The broadcaster announced yesterday (April 27) that it will bring its coverage to an end at the conclusion of the ongoing 2022-23 campaign, set to finish on June 3, because of what it suggested amounted to breaches of contract by various clubs in the 16-team league.
Setanta has said some clubs did not transfer the rights to cover their matches, as had been agreed when the contract was signed.
In a statement, it said it will continue to engage in dialogue with the UPL over a potential solution for 2023-24. The tie-up between the two parties was announced last August and was due to run until 2025.
It was the first time domestic UPL rights had been secured up by a single entity, with the awarding of the rights to Setanta voted for by a majority of participants, and the deal was set to be worth a total of $16.2 million over the three seasons.
In its statement, Setanta said: “Thankyou to the clubs that transferred the [TV] rights and supported Setanta Sports and the UPL in their efforts to create a single pool.
“However, within the framework of the agreement with the league, Setanta could not fully use the media rights; some clubs did not transfer the right to broadcast the matches organized and played by them to the UPL.
“In view of the above, Setanta Sports has decided not to renew the agreement with the UPL, but remains open to a partnership.”
The broadcaster said it is “ready to discuss new terms of cooperation, which will be based on fairness and compliance with all norms of the league regulations and laws of Ukraine” and that it is “confident that a compromise can be found, with which also parties will be satisfied with the agreement.”
Setanta has made matches available to watch on its linear channels – at least four live fixtures each week – as well as via its over-the-top platform and through its YouTube channel.
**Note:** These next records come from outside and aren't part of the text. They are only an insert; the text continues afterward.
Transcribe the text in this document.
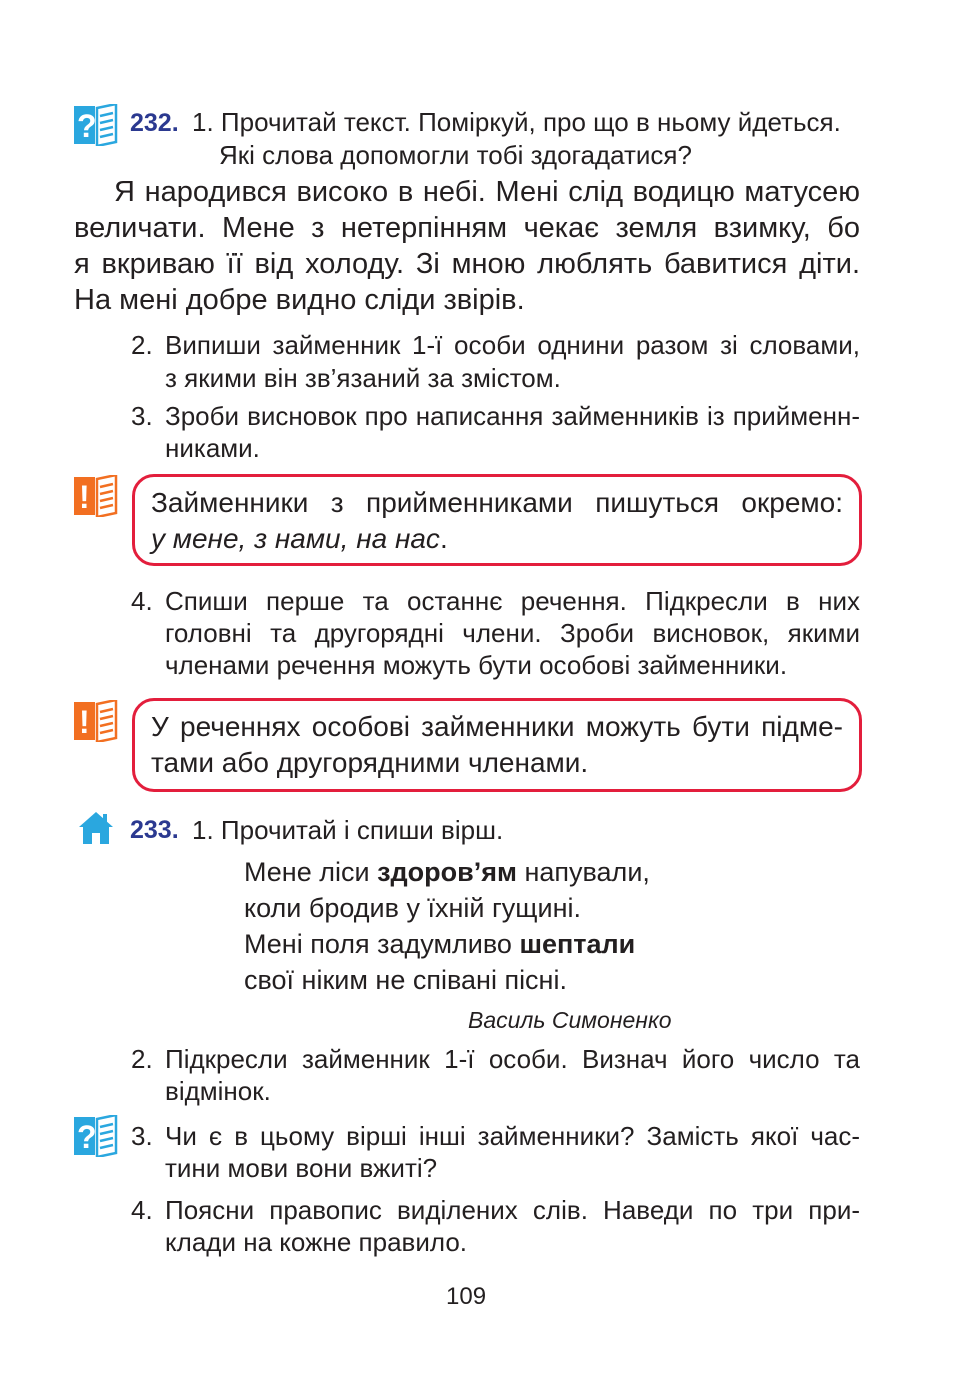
? 232. 1. Прочитай текст. Поміркуй, про що в ньому йдеться.
Які слова допомогли тобі здогадатися?
Я народився високо в небі. Мені слід водицю матусею
величати. Мене з нетерпінням чекає земля взимку, бо
я вкриваю її від холоду. Зі мною люблять бавитися діти.
На мені добре видно сліди звірів.
2. Випиши займенник 1-ї особи однини разом зі словами,
з якими він зв’язаний за змістом.
3. Зроби висновок про написання займенників із прийменн-
никами.
! Займенники з прийменниками пишуться окремо:
у мене, з нами, на нас.
4. Спиши перше та останнє речення. Підкресли в них
головні та другорядні члени. Зроби висновок, якими
членами речення можуть бути особові займенники.
! У реченнях особові займенники можуть бути підме-
тами або другорядними членами.
233. 1. Прочитай і спиши вірш.
Мене ліси здоров’ям напували,
коли бродив у їхній гущині.
Мені поля задумливо шептали
свої ніким не співані пісні.
Василь Симоненко
2. Підкресли займенник 1-ї особи. Визнач його число та
відмінок.
? 3. Чи є в цьому вірші інші займенники? Замість якої час-
тини мови вони вжиті?
4. Поясни правопис виділених слів. Наведи по три при-
клади на кожне правило.
109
The latter site has been covering two matches live each week, as well as putting on every other game on a delayed basis.
Clubs have also been able to promote and post-match highlights on their own channels six hours after each game ends.
Last August, the UPL said that the move to allocate rights to one broadcast partner would “enable the UPL to raise the level of the Ukrainian soccer product.”
2022-23 is the first full UPL campaign since Russia invaded Ukraine’s eastern provinces in February last year, with the subsequent conflict having caused the 2021-22 season to shut down and the overwhelming majority of foreign players in the league to leave the country.
Although the UPL attempted to sell the media rights centrally for its last domestic cycle, 2019 to 2022, the plan ran into opposition from a handful of clubs who wanted to keep selling their rights on an individual basis.
This led to a dispute between Media Group Ukraine and 1+1 Media Group, two rival Ukrainian media conglomerates.
Before 2019, those broadcasters shared the rights to the league, splitting up deals with the individual clubs between them.